Among its more than 350 separate exhibits, the museum is famous for its Panorama of North American Wildlife, part of which represented Kansas in the 1893 World's Colombian Exposition in Chicago, and was the impetus for the funding and construction of Dyche Hall and its Natural History Museum between 1901 and 1903. Modeled after a church in France, Dyche Hall was designed to house the Panorama in the "apse" of the entrance gallery.
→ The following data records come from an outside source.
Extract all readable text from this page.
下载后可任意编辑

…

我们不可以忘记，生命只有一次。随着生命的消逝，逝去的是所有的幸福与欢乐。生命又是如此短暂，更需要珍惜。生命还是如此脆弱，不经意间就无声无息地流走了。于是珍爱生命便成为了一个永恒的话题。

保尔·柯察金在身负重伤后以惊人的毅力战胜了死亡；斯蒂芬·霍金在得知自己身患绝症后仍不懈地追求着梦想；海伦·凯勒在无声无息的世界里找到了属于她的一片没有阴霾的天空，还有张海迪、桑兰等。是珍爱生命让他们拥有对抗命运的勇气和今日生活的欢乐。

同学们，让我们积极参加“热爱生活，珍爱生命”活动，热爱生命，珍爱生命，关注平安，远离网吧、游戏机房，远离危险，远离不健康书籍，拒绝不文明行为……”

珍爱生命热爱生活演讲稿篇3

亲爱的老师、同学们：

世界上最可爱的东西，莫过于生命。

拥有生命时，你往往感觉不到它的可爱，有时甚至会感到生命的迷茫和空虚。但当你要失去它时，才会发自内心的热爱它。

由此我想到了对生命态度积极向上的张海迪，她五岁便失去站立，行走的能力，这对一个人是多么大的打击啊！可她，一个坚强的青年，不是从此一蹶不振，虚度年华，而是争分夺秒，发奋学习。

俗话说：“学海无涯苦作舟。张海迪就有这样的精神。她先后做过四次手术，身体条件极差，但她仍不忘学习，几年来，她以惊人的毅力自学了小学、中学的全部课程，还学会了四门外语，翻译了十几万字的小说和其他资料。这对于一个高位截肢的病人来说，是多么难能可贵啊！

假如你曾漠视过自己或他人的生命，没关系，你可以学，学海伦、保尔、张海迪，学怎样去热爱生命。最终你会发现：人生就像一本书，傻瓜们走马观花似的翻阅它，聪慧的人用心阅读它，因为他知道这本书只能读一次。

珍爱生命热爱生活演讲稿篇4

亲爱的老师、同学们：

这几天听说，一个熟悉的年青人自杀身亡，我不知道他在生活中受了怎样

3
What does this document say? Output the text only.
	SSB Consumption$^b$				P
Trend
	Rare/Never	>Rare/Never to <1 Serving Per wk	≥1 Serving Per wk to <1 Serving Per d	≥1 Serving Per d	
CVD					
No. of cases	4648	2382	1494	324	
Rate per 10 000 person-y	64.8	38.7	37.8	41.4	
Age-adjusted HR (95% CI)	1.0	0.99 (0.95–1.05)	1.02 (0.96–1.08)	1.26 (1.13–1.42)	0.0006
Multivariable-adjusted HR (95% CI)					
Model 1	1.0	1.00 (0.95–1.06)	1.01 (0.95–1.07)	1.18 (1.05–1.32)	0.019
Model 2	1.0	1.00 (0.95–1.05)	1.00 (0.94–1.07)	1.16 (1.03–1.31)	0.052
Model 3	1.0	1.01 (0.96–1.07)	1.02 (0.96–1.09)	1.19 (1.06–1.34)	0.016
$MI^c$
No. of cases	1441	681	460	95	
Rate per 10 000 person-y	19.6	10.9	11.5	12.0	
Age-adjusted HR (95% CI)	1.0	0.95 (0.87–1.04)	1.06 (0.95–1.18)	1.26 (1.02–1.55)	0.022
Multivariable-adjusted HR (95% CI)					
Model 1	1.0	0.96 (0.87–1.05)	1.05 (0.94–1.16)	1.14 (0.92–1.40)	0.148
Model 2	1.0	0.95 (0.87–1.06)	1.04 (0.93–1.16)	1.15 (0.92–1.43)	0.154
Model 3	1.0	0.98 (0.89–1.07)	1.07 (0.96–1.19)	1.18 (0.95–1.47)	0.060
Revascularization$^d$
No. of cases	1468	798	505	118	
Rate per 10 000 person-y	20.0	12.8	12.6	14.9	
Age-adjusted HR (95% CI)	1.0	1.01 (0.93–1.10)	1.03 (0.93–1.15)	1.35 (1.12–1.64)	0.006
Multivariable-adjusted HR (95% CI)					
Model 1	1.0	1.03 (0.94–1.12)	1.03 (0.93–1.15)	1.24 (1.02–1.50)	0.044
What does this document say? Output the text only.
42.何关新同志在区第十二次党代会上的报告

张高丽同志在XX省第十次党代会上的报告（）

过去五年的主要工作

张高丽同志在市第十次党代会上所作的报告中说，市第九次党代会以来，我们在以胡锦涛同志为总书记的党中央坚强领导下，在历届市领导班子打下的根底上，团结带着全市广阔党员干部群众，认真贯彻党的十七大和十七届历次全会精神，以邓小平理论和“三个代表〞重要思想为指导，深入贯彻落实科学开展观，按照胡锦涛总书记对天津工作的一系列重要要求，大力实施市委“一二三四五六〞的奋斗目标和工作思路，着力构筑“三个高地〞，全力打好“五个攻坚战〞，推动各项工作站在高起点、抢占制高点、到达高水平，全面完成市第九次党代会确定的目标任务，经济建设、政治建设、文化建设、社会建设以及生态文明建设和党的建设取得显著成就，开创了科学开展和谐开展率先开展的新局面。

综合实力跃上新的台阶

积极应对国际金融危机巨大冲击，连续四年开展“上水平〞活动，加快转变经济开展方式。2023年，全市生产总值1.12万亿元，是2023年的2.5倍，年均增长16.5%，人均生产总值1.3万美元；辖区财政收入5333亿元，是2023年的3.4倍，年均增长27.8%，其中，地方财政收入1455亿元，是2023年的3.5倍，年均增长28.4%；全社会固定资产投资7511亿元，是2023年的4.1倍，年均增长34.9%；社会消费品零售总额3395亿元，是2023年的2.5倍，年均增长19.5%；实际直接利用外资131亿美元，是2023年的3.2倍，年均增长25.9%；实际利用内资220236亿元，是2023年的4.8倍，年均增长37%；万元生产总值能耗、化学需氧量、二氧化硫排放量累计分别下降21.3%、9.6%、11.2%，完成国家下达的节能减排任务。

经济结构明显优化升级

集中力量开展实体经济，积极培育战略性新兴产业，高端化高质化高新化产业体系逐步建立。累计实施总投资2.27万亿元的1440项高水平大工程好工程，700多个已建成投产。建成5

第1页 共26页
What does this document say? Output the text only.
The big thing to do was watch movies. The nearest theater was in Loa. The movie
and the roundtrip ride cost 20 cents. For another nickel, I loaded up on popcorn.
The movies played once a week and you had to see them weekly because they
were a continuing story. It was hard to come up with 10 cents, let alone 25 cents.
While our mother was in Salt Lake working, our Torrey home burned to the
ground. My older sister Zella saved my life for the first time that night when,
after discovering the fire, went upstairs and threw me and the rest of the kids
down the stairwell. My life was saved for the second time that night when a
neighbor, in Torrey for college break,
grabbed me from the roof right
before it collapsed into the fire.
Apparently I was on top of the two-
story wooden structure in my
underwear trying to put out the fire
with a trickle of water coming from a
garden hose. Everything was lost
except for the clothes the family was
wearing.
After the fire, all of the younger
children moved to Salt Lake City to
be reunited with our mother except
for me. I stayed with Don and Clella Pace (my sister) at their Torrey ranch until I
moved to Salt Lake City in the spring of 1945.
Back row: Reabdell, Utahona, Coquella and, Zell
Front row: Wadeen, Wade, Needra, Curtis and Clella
The museum is also renowned for Comanche, the only survivor on the U.S. Cavalry side of the Battle of the Little Bighorn; for its extensive exhibits of plesiosaurs, mosasaurs, pterosaurs, and other fossils from the Kansas Chalk; and most recently for its newest displays of mammalian skulls, the parasites of sharks and rays, and the pre-Columbian archaeology of Costa Rica.
The Biodiversity Institute, with more than 10 million specimens of plants, animals, fossils, and archaeological artifacts, is one of the world's leaders in collection-based studies of systematics, evolution, phylogenetics, paleobiology, past cultures, biodiversity modeling, and in providing digital access to collection-based biodiversity data biodiversity informatics, including deploying these data for forecasting environmental phenomena. The Institute's collections, faculty-curators, staff and students are housed in six buildings across the KU campus, with the most recent expansion occurring in 2006–2007, when the Division of Entomology, along with parts of the ornithological and mammal collection, were moved to a new facility on the university's West Campus.
Local craftsmen quarried Oread limestone from the north slope of the ridge for the first generation of buildings.